In a good year, I make use of the wonderful resources for local labor history assembled for the Rochester Labor Council including the excellent documentary segments in Struggle in Smugtown (http://rochesterlabor.org/laborhistory.html). We collected and presented many resources for these topics to teachers as part of RCSD’s Teaching American History grant project in 2011.

Finally, Stefan hones in on the central message. RCSD teachers are actively working collaboratively with not against the District:

I don’t want to generalize, but I think for many social studies teachers, identity as a union member feels distinct from the topics our students study. The irony is that our membership in our union is what enables us to work effectively as educators. Our union membership ensures that teacher voices get included in decisions that directly affect our teaching and our profession. That is the most important aspect of our union membership, and it need not be a partisan one.

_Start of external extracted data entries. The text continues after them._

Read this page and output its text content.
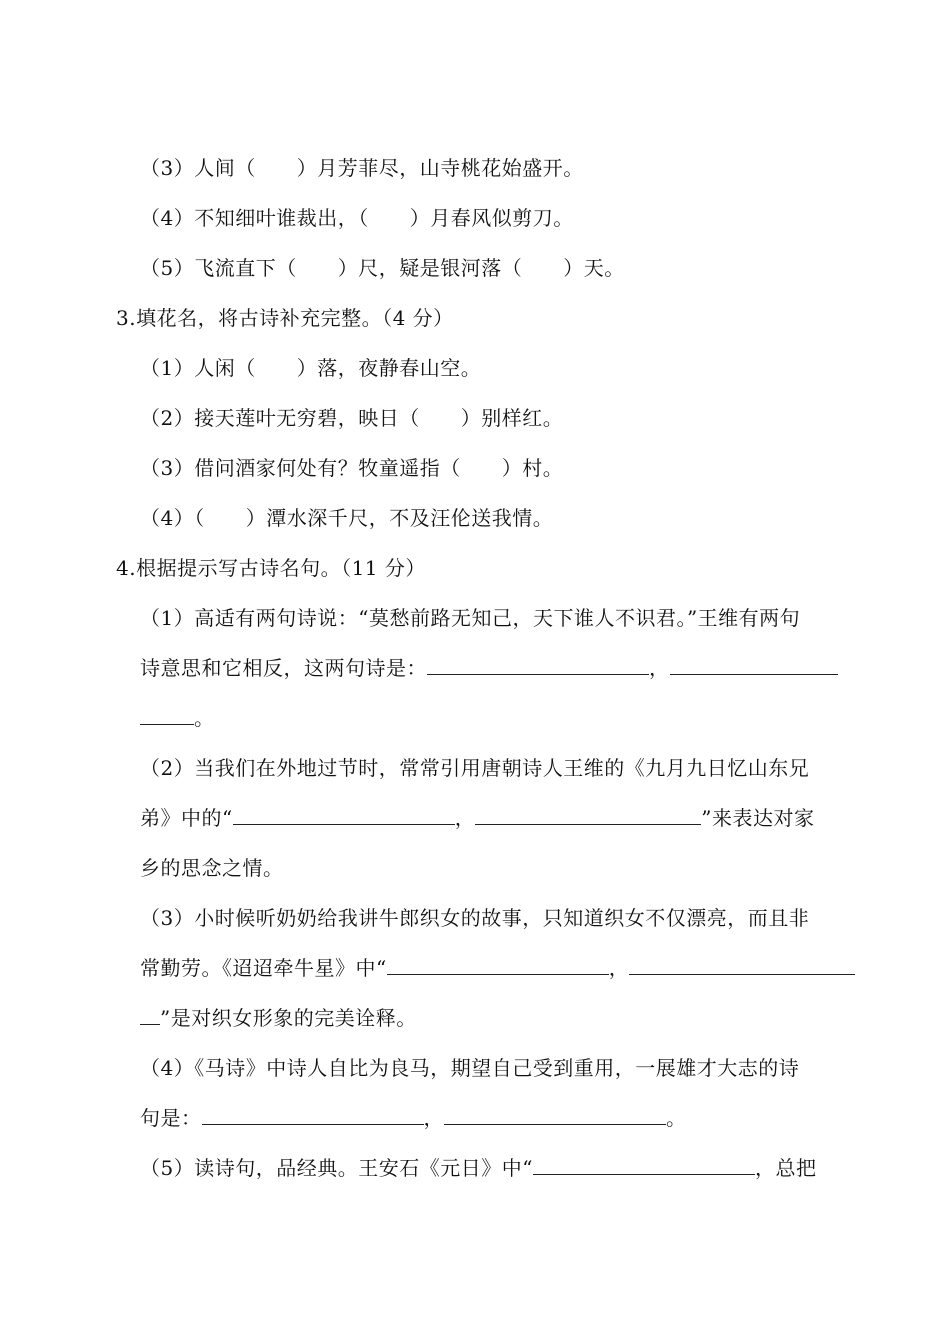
（3）人间（　　）月芳菲尽，山寺桃花始盛开。
（4）不知细叶谁裁出，（　　）月春风似剪刀。
（5）飞流直下（　　）尺，疑是银河落（　　）天。
3.填花名，将古诗补充完整。（4 分）
（1）人闲（　　）落，夜静春山空。
（2）接天莲叶无穷碧，映日（　　）别样红。
（3）借问酒家何处有？牧童遥指（　　）村。
（4）（　　）潭水深千尺，不及汪伦送我情。
4.根据提示写古诗名句。（11 分）
（1）高适有两句诗说：“莫愁前路无知己，天下谁人不识君。”王维有两句
诗意思和它相反，这两句诗是：	，
。
（2）当我们在外地过节时，常常引用唐朝诗人王维的《九月九日忆山东兄
弟》中的“	，	”来表达对家
乡的思念之情。
（3）小时候听奶奶给我讲牛郎织女的故事，只知道织女不仅漂亮，而且非
常勤劳。《迢迢牵牛星》中“	，
”是对织女形象的完美诠释。
（4）《马诗》中诗人自比为良马，期望自己受到重用，一展雄才大志的诗
句是：	，	。
（5）读诗句，品经典。王安石《元日》中“	，总把
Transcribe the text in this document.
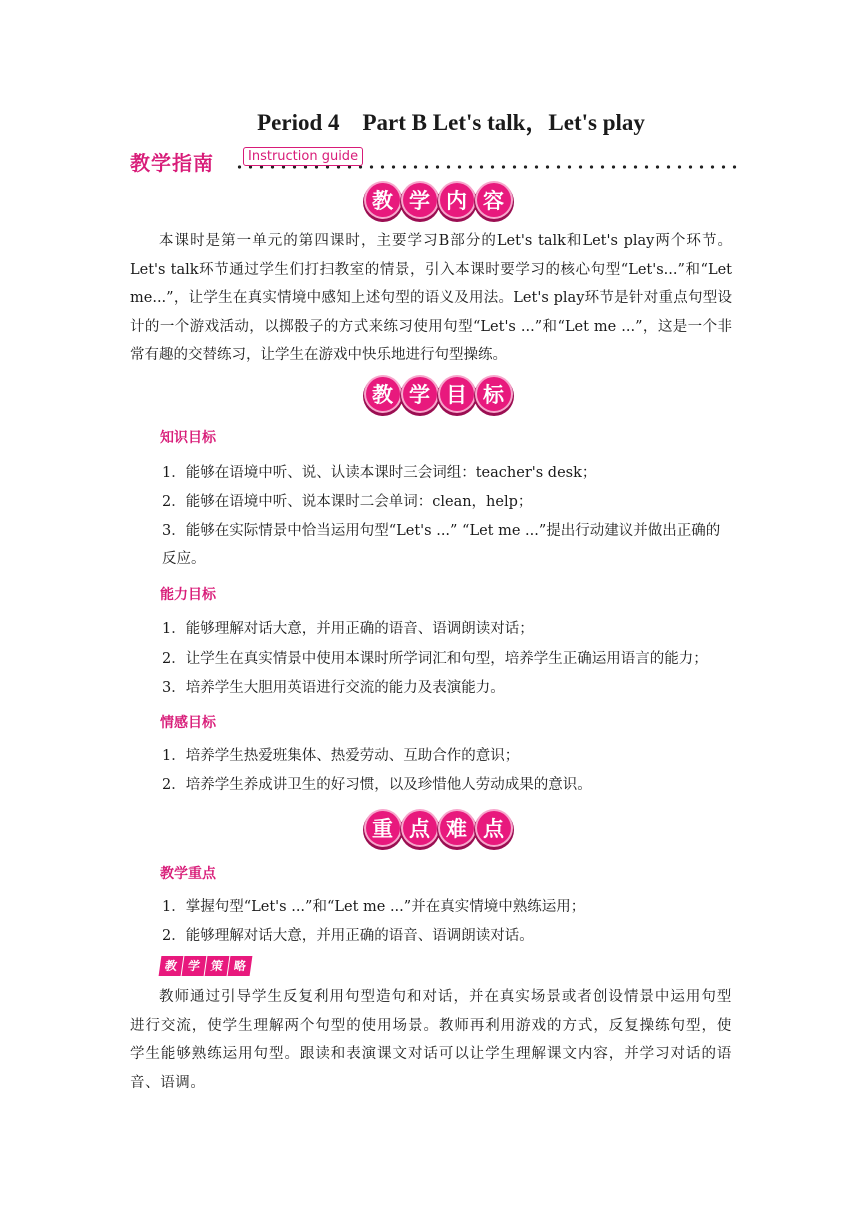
Period 4　Part B Let's talk，Let's play
教学指南	Instruction guide
教 学 内 容
本课时是第一单元的第四课时，主要学习B部分的Let's talk和Let's play两个环节。Let's talk环节通过学生们打扫教室的情景，引入本课时要学习的核心句型“Let's...”和“Let me...”，让学生在真实情境中感知上述句型的语义及用法。Let's play环节是针对重点句型设计的一个游戏活动，以掷骰子的方式来练习使用句型“Let's ...”和“Let me ...”，这是一个非常有趣的交替练习，让学生在游戏中快乐地进行句型操练。
教 学 目 标
知识目标
1．能够在语境中听、说、认读本课时三会词组：teacher's desk；
2．能够在语境中听、说本课时二会单词：clean，help；
3．能够在实际情景中恰当运用句型“Let's ...” “Let me ...”提出行动建议并做出正确的反应。
能力目标
1．能够理解对话大意，并用正确的语音、语调朗读对话；
2．让学生在真实情景中使用本课时所学词汇和句型，培养学生正确运用语言的能力；
3．培养学生大胆用英语进行交流的能力及表演能力。
情感目标
1．培养学生热爱班集体、热爱劳动、互助合作的意识；
2．培养学生养成讲卫生的好习惯，以及珍惜他人劳动成果的意识。
重 点 难 点
教学重点
1．掌握句型“Let's ...”和“Let me ...”并在真实情境中熟练运用；
2．能够理解对话大意，并用正确的语音、语调朗读对话。
教 学 策 略
教师通过引导学生反复利用句型造句和对话，并在真实场景或者创设情景中运用句型进行交流，使学生理解两个句型的使用场景。教师再利用游戏的方式，反复操练句型，使学生能够熟练运用句型。跟读和表演课文对话可以让学生理解课文内容，并学习对话的语音、语调。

I currently direct the Career in Teaching program for the district that provides mentor support to new teachers and other colleagues as part of a Peer Assistance and Review program. This is a union-district collaboration that provides leadership opportunities to teachers, improves classroom instruction, and strengthens the teaching profession. It is a nationally-recognized program that would not exist without the support of the RTA. The highly-politicized media narratives pitting unions against [fill in the blank] obscures the real struggles that we face as educators in this current educational climate.

That media narrative, unfortunately, works as a smokescreen that impedes talking about and tackling real issues.

union 2

Sara and Federica, Nazareth College education students from Italy.

Today’s sultry weather reminds them of their hometown Rome. Wait until winter. Think Rome, NY!

So, you when see teachers at the Parade, you are not  watching Labor (the RTA) marching against Capital/Management (the District). Often teachers (who do not have to join the union but are required to pay dues as their contract is collectively bargained) are the first to critique the RTA.

You are seeing thoughtful people whose primary desire is to serve students responsibly and professionally.